Die Kojoten von Yellowstone sind sozialer als die in anderen Gebieten Amerikas. Die meisten von ihnen leben und jagen in Gruppen von sechs bis sieben Tieren. Ebenso wie die Wölfe grenzen sie ihr Territorium durch Heulen und Geruchsmarkierungen ab.

Bis 1995 waren Kojoten die Top-Beutegreifer des Parks. Sie lebten, wo es ihnen gefiel. Ihre Population wuchs, und außer Bären und Pumas hatten sie keine Feinde. Sie bewohnten ihre traditionellen Territorien, die sie teilweise schon seit 1940 innehatten, seitdem der Naturforscher Adolph Murie sie erforschte. Es gab wenig, vor dem sie sich fürchteten. Ein schlechter Winter, der Einfluss auf ihre Nahrungsquellen hatte, war das Schlimmste, was ihnen widerfahren konnte. Sie ernährten sich von Wühl- und Feldmäusen, Erdhörnchen und anderen kleinen Säugetieren und nahmen gelegentlich noch ein Hirschkalb mit oder fraßen von einem Kadaver. Alles in allem verlief ihr Leben stabil und ohne Aufregung.
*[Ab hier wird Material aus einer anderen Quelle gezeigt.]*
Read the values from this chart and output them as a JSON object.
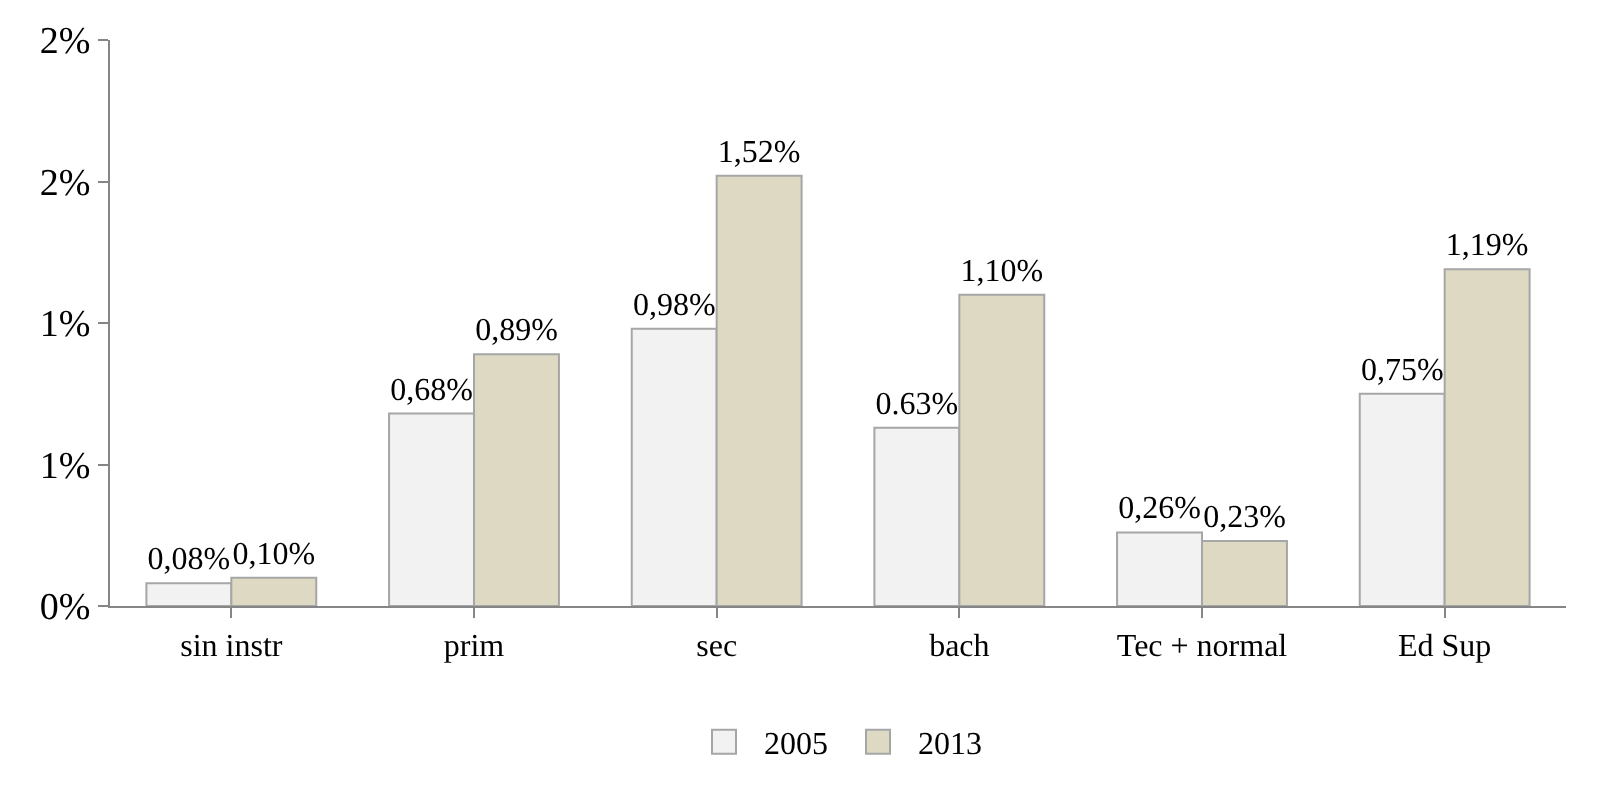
{
  "chart_data": {
    "type": "bar",
    "categories": [
      "sin instr",
      "prim",
      "sec",
      "bach",
      "Tec + normal",
      "Ed Sup"
    ],
    "series": [
      {
        "name": "2005",
        "color": "#f2f2f2",
        "values": [
          0.08,
          0.68,
          0.98,
          0.63,
          0.26,
          0.75
        ],
        "value_labels": [
          "0,08%",
          "0,68%",
          "0,98%",
          "0.63%",
          "0,26%",
          "0,75%"
        ]
      },
      {
        "name": "2013",
        "color": "#ddd9c3",
        "values": [
          0.1,
          0.89,
          1.52,
          1.1,
          0.23,
          1.19
        ],
        "value_labels": [
          "0,10%",
          "0,89%",
          "1,52%",
          "1,10%",
          "0,23%",
          "1,19%"
        ]
      }
    ],
    "ylim": [
      0,
      2
    ],
    "yticks": [
      {
        "value": 0,
        "label": "0%"
      },
      {
        "value": 0.5,
        "label": "1%"
      },
      {
        "value": 1,
        "label": "1%"
      },
      {
        "value": 1.5,
        "label": "2%"
      },
      {
        "value": 2,
        "label": "2%"
      }
    ],
    "legend": "bottom"
  }
}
Dies änderte sich schlagartig, als man ihnen 1995 die ersten Wölfe vor die schmale Schnauze setzte. Schon als die Wölfe noch in den Gehegen waren, nahm die Vokalisierung der Kojoten in der Nähe zu. Im ersten Winter nach ihrer Rückkehr hatten die Wölfe bereits 13 ihrer kleineren Verwandten getötet. Zwischen 1996 und 1998 ging die Kojotenpopulation um 50 Prozent zurück – teilweise sogar um 90 Prozent in Gebieten, die vollständig von Wölfen besetzt waren. Im Lamar Valley ging in dieser Zeit die Zahl der Kojoten von 80 auf 36 Tiere zurück und die durchschnittliche Gruppengröße verringerte sich von sechs auf 3,8 Tiere.

Bei 84 Prozent aller Interaktionen der beiden Spezies siegen die Wölfe. Gleichwohl bieten von Wölfen getötete Tiere auch reichlich Nahrung für die Kojoten. Ein Wolf kann bis zu neun Kilo Fleisch auf einmal fressen. Die durchschnittliche Größe eines Wolfsrudels in Yellowstone beträgt zwölf Tiere. Das bedeutet, dass eine Menge Fleisch übrig bleibt, manchmal bis zu 140 Kilo. Wenn die Wölfe satt sind, ziehen sie weiter, ohne den Kadaver zu bewachen. Kurze Zeit später treffen Kojoten, Raben und Adler ein, um ihren Teil des Fleisches zu beanspruchen. Für diesen enormen Futtervorrat muss ein Kojote eine Menge Mäuse töten. Die kleinen Kaniden kauen ihre Nahrung nicht, sondern schlingen sie in ganzen Stücken hinunter. Wenn sie zu einem Kadaver kommen, schlingen sie so viel wie möglich in sich hinein und machen sich dann gleich wieder davon. Denn obwohl ein solcher Hirschkadaver genügend Futtervorrat bietet, ist diese neue Nahrungsquelle ein doppelschneidiges Schwert. Oft gibt es Konfrontationen, und fast immer ist der Kojote der Verlierer. Wenn ein Kojote seinen Kopf im Kadaver hat, kann es geschehen, dass sich Wölfe heranschleichen und ihn töten.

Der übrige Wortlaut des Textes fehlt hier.